Milan-Sassuolo 1-1: le Pagelle Che Non Lo Erano

Dopo ogni delusione d’amore, è buona norma rifugiarsi in canzoni deprimenti – e cosa può lenire il nostro umore dopo Milan-Sassuolo se non composizioni che esaltino il languore per quello che avrebbe potuto essere, per la scoperta dei nostri limiti, per il dubbio di aver gettato la nostra vita? Sublimiamo perciò le nostre fantasie suicide accostando a ognuno degli uomini in campo nello psicodramma di ieri sera gli artisti più deprimenti della storia della canzone.

Donnarumma – ADELE
Hello? Ci sei ancora? Colpe per il gol, vicine allo zero, d’accordo – però non riesci più a dar fuoco alla pioggia.
Abate – PINK FLOYD
Ah, quel caro vecchio classic rock che non se ne andrà mai. Oddio, non è che gli dedicassimo Wish you were here, ma non possiamo attribuirgli colpe di alcun tipo, anche se ci eravamo dimenticati del suo modo di rimanere Comfortably numb quando si attacca.
Bonucci – EDITH PIAF
Si prende carico di una difesa orfana di Calabria, poi di Romagnoli, poi persino di Abate, e la gioca da capitano, sia davanti che dietro. Il figlio di cotanto Pairetto gli fa capire che quando giocava nella sua squadra precedente, allora sì che poteva vedere La vie en rose, ma la sensazione è che, a questo punto della stagione, non rimpianga più la sua scelta – nooon!, ils ne rrregrrrette rrrien.
Musacchio – THE CURE
Inizia sbarazzino, ma nel corso della partita inizia ad appesantirsi e impallidire fino alla Disintegration sul fuorigioco sbagliato che porta al gol (fermo restando che Politano azzecca il tiro perfetto), però è lui a cinque minuti dalla fine a buttare in area il pallone grazie al quale tutti noi Boys don’t cry. Certo, di ridere non se ne parla.
Rodriguez – RADIOHEAD
Alza l’asticella dell’angoscia dello stare al mondo – e dello stare in campo – ergendosi a simbolo di una generazione sradicata e senza punti di riferimento che incede smarrita, e che ovviamente si odia per tutti i soldi che sta facendo.
Biglia – BAUSTELLE
Tre titoli si impongono. 1) La moda del lento 2) Fantasma 3) Amen.
Kessié – NICK CAVE
Come il protagonista del suo brano più famoso, uccide subito la sua partita (e purtroppo anche la nostra) con un colpo di mattone, poi passa il resto della canzone a rammaricarsi romanticamente in un angolo sulla fascia destra.

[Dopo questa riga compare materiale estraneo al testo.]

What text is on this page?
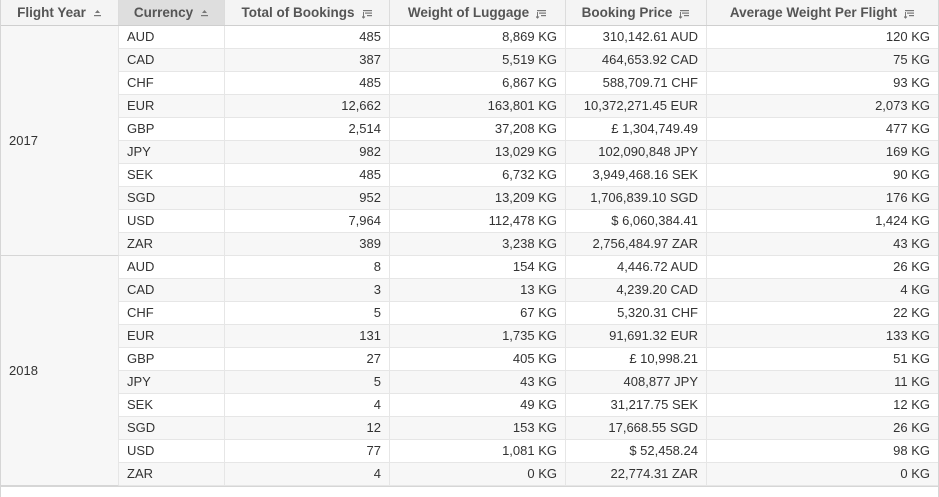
Flight Year	Currency	Total of Bookings	Weight of Luggage	Booking Price	Average Weight Per Flight
2017
AUD	485	8,869 KG	310,142.61 AUD	120 KG
CAD	387	5,519 KG	464,653.92 CAD	75 KG
CHF	485	6,867 KG	588,709.71 CHF	93 KG
EUR	12,662	163,801 KG	10,372,271.45 EUR	2,073 KG
GBP	2,514	37,208 KG	£ 1,304,749.49	477 KG
JPY	982	13,029 KG	102,090,848 JPY	169 KG
SEK	485	6,732 KG	3,949,468.16 SEK	90 KG
SGD	952	13,209 KG	1,706,839.10 SGD	176 KG
USD	7,964	112,478 KG	$ 6,060,384.41	1,424 KG
ZAR	389	3,238 KG	2,756,484.97 ZAR	43 KG
2018
AUD	8	154 KG	4,446.72 AUD	26 KG
CAD	3	13 KG	4,239.20 CAD	4 KG
CHF	5	67 KG	5,320.31 CHF	22 KG
EUR	131	1,735 KG	91,691.32 EUR	133 KG
GBP	27	405 KG	£ 10,998.21	51 KG
JPY	5	43 KG	408,877 JPY	11 KG
SEK	4	49 KG	31,217.75 SEK	12 KG
SGD	12	153 KG	17,668.55 SGD	26 KG
USD	77	1,081 KG	$ 52,458.24	98 KG
ZAR	4	0 KG	22,774.31 ZAR	0 KG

Bonaventura – LE LUCI DELLA CENTRALE ELETTRICA
Non è più come una volta, non basta essere appena un po’ immusoniti per accalappiare le studentesse di Lettere e Filosofia, bisogna elencare (anche in una sola canzone) cadaveri di astronauti, cani avvelenati, deportazioni in Siberia, scioglimento dei ghiacciai, platani decapitati, sedie elettriche oppure passaggi sbagliati, tempi interminabili per la giocata, un’intesa inesistente col proprio compare di fascia – e alla fine, quando il destino sembra darti la possibilità di riscattare 95 minuti sconsolanti, una parata che Consigli ha ingiustamente sottratto a portieri più forti.
Suso – THE NATIONAL
Ogni settimana che passa sembra più disperato – però è un disperato di indiscussa eleganza.
Calhanoglu – NIRVANA
Amico, noi siamo qui: intrattienici. Certe sere avremmo proprio bisogno di una rockstar, ma sembra che piuttosto che diventare un divo preferisca tirarsi un colpo di fucile.
Cutrone – JOY DIVISION
Il frontman non becca una nota né una palla; esce di scena, e senza di lui la band inizia a ottenere risultati. Noi lo amiamo ma forse l’amore (per lui) ci farà a pezzi.
André Silva – EVANESCENCE
Questa non dovrebbe essere troppo dura da capire, vero?
Kalinic – AFTERHOURS
Sicuramente è presto per dire che il suo Male di miele è finito e che abbiamo visto quell’X Factor che l’acuto Montella ha sempre intuito in lui, però finalmente per una volta ci è parso di avere un centravanti di peso. In altre parole, Quello che non c’è.